A question that often comes up in financial planning conversations is how to prioritize contributions across various registered plans. If you don’t have extra cash annually to maximize all your plans, here are some things to consider.
My general advice is to go for the “free money” first. If you or a family member has a disability, contribute first to a Registered Disability Savings Plan (RDSP), which can provide up to $90,000 in grants and bonds.
If you’ve got kids or grandkids, prioritize the Registered Education Savings Plan (RESP) by contributing at least $2,500, per kid, per year, to get the 20% government match, which can add up to $7,200 per child.
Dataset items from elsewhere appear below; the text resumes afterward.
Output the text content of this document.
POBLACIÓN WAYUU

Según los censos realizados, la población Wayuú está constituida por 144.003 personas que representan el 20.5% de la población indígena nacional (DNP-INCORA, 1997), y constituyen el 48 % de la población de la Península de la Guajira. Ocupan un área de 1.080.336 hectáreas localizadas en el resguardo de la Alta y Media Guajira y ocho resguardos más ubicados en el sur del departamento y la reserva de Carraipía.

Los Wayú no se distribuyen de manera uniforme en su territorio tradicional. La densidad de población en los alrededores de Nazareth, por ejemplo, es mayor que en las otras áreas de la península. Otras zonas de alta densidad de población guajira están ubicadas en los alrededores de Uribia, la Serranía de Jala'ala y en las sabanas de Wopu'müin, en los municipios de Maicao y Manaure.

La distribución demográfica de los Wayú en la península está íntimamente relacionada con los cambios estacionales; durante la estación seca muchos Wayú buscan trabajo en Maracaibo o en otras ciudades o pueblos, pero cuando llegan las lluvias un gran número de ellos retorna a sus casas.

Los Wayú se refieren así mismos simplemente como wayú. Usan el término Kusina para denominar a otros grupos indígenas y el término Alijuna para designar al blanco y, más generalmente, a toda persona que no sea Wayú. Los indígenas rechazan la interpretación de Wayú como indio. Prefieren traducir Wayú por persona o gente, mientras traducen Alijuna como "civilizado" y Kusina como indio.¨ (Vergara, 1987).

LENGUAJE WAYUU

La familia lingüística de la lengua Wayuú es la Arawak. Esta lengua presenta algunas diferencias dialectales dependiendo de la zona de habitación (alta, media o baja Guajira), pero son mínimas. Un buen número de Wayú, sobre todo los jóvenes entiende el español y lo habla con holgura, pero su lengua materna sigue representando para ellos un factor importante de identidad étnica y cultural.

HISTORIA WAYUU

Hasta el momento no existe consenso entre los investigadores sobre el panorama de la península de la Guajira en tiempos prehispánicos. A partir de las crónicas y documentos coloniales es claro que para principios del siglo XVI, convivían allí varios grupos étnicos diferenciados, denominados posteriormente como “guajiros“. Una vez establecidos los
Then, if you’re a first-time homebuyer, contribute up to $8,000 to a First Home Savings Account (FHSA), since there’s a tax deduction on the way in and no tax on the way out if you buy a first home. If you don’t end up buying a home, you can move the funds over to a Registered Retirement Savings Plan (RRSP) without using up RRSP contribution room.
With any excess funds, consider your short-, medium- and long-term savings goals. For example, if your goal is to save for a home renovation in a few years, the Tax-Free Savings Account (TFSA) may be your best choice because you can withdraw money anytime without penalties, and recontribute any amounts drawn beginning next year.
On the other hand, if your goal is long-term retirement savings, choosing between an RRSP and TFSA comes down to your tax bracket today versus your expected tax rate in retirement. If you’re in a higher tax bracket now than you expect to be in when you retire, prioritize RRSP contributions. If you’re in a relatively low bracket today, TFSAs may be your best option.